Increased Curvature of the Tentorium Cerebelli in Idiopathic Intracranial Hypertension

Abstract

Background and purpose: Transverse sinus effacement is detectable on MRV examinations in almost all patients with idiopathic intracranial hypertension. This effacement of the transverse sinus is presumed to be mediated by elevation of intracranial pressure, resulting in compression and inward collapse of the dural margins of the sinus. We sought to establish whether supratentorial broad-based downward deformity of the tentorium might explain transverse sinus effacement in idiopathic intracranial hypertension.

Materials and methods: MRV examinations of 53 adult patients with idiopathic intracranial hypertension were reviewed retrospectively and compared with 58 contemporaneously acquired controls. The curvature of the tentorium with reference to a line connecting the transverse sinus laterally with the confluence of the tentorial leaves medially was calculated as a segment of a circle. The height and area of the segment and the angle subtended by the midpoint of the tentorium from the falx were calculated.

Results: The height and area of the segment described by the chord connecting the transverse sinus with the apex of the tentorial confluence and subtended midtentorial angle were greater in the idiopathic intracranial hypertension group; this finding supports the hypothesis that increased tentorial bowing is present in idiopathic intracranial hypertension.

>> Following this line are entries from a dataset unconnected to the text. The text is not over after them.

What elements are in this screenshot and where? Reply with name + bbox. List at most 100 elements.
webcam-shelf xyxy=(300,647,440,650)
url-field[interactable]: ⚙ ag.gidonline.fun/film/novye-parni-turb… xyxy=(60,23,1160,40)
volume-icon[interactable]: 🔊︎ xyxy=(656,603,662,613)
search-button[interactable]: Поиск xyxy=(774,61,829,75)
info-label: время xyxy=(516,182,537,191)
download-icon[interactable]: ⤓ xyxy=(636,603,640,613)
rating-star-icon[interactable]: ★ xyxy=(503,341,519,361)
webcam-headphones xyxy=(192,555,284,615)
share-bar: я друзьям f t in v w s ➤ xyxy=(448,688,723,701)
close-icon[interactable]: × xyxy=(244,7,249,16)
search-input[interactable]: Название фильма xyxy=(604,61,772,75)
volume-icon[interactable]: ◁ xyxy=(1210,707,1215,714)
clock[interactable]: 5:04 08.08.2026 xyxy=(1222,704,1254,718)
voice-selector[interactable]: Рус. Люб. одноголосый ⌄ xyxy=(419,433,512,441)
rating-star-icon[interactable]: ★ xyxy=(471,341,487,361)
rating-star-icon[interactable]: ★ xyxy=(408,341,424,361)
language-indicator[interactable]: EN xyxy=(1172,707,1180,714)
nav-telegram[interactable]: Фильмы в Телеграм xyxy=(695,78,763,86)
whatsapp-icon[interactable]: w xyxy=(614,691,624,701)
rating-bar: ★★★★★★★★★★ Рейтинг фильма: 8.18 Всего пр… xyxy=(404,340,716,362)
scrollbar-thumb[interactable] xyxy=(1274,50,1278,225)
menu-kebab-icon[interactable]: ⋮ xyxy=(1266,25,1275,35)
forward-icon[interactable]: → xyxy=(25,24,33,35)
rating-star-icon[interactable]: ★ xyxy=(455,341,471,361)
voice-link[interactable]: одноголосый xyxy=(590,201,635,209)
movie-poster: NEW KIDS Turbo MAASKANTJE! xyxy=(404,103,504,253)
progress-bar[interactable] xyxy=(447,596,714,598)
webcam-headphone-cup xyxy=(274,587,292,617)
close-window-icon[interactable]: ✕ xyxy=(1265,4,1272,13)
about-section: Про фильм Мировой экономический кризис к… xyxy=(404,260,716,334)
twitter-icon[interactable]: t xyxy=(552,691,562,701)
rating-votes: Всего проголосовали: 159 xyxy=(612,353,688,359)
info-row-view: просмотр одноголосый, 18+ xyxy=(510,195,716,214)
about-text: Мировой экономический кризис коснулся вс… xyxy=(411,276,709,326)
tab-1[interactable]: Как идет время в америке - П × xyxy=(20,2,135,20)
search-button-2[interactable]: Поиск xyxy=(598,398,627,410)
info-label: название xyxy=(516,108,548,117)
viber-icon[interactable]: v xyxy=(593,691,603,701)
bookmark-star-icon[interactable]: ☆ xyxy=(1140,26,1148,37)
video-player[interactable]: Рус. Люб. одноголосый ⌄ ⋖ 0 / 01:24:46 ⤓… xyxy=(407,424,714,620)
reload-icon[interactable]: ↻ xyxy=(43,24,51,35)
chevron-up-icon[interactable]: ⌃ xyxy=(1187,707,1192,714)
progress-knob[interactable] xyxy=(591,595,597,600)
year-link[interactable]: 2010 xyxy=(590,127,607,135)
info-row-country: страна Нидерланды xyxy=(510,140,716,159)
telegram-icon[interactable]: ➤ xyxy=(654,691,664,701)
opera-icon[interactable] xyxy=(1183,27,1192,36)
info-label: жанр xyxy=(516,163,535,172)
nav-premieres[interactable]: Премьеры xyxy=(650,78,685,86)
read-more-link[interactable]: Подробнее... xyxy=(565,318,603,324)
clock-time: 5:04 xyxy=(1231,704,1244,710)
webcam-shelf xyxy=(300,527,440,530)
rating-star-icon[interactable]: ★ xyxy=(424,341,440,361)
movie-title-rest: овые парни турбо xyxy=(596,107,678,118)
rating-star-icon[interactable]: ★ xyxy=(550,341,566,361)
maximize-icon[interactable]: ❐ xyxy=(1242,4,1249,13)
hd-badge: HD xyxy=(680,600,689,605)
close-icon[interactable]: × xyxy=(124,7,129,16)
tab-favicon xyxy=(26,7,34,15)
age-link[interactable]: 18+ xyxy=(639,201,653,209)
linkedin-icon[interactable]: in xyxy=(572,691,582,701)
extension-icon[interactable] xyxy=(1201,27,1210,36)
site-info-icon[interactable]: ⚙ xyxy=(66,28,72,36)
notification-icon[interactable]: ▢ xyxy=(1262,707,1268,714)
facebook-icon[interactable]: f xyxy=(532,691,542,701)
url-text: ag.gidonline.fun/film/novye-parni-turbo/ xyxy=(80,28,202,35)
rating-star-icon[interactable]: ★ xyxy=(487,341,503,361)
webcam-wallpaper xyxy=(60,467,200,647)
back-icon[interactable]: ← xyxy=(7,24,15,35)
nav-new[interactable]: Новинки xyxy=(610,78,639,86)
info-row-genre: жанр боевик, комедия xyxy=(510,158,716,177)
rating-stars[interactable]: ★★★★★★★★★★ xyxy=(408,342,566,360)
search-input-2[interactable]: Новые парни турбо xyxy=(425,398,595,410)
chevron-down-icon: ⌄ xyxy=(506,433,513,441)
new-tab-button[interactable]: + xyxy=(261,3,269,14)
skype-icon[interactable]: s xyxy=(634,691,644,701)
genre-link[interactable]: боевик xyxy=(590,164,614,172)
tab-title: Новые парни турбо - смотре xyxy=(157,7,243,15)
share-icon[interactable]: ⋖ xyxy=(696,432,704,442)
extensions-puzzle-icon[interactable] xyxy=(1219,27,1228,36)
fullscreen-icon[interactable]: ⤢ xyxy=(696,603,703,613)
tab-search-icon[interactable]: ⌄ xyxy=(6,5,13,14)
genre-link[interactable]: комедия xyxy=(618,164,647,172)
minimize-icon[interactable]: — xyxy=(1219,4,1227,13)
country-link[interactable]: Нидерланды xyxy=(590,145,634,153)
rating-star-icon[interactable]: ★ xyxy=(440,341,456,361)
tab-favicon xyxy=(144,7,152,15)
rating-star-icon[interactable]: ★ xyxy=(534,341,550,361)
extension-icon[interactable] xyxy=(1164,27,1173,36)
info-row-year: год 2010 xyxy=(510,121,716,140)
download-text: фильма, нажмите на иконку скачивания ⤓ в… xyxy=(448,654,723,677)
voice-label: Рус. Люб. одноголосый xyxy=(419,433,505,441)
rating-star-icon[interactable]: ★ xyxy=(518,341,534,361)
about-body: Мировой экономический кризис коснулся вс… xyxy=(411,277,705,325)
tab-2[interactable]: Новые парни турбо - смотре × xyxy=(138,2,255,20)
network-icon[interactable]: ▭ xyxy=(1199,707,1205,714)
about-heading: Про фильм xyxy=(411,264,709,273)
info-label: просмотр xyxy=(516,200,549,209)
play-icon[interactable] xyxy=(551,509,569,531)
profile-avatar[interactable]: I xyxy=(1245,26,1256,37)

Conclusions: Increased bowing of the tentorium in patients with idiopathic intracranial hypertension compared with controls is a new observation, lending itself to new hypotheses on the nature and localization of elevated intracranial pressure in idiopathic intracranial hypertension. Bowing of the tentorium may play a part in distorting the contour of the transverse sinuses, resulting, at least in part, in the effacement of the transverse sinuses in idiopathic intracranial hypertension.

Fig 1.

Image from an anatomic dissection of a human cadaver viewed from above and behind. The cerebral hemispheres and diencephalon have been removed, exposing the tentorial margin and cut surface of the midbrain (M). The lesser wing of the sphenoid (S) and optic chiasm (O) lie on the upper aspect of the image. The falx cerebri is folded posteriorly in the midline, causing retraction of the tentorial incisura (I). The approximate course of the hidden transverse sinus is represented by the broken line. The point of the image is to emphasize the smooth, featureless sweep of the tentorium as it splits around the margins of the transverse sinus and continues laterally as the dural margin of the right hemicranium. The transition is so featureless that the margins of the transverse sinus cannot be either visualized or easily palpated in this example, raising the question of how even mildly elevated intracranial pressure could cause a focal indentation on this featureless span of “tough” tissue to bring about effacement of the buried transverse sinus.

Fig 2.

A midline sagittal view from the source image data was used for orientation of the oblique coronal plane and then for measurements. The oblique coronal plane (continuous line) intersects the junction of the great vein of Galen and the straight sinus and runs in a plane orthogonal to the subcallosal line (dotted line).

Fig 3.

Illustration of the geometric landmarks used to calculate the curvature of the tentorium. A, A segment of a theoretic circle of chord length (L) and height (H) is constructed by using landmarks for the insertion points of the tentorium cerebelli, as described in the text. The conformity of the circle perimeter to the actual sweep of the tentorial curve may be imperfect, but this is of no consequence because its role is primarily illustrative, to help envision the geometric relationship of the primary anatomic points. B, With the same anatomic points illustrated in A, an angle subtended by the midpoint of the tentorium is calculated with the midline tentorial convergence as an apex and the vertical falx cerebri as a baseline. C, Illustration of these measurements in a control subject, a 22-year-old male patient with an ultimate diagnosis of migraine headaches. D, Illustration of same measurements in a patient with IIH, a 22-year-old female patient with a body mass index of 48.2 and an opening CSF pressure of 338 mm H₂O.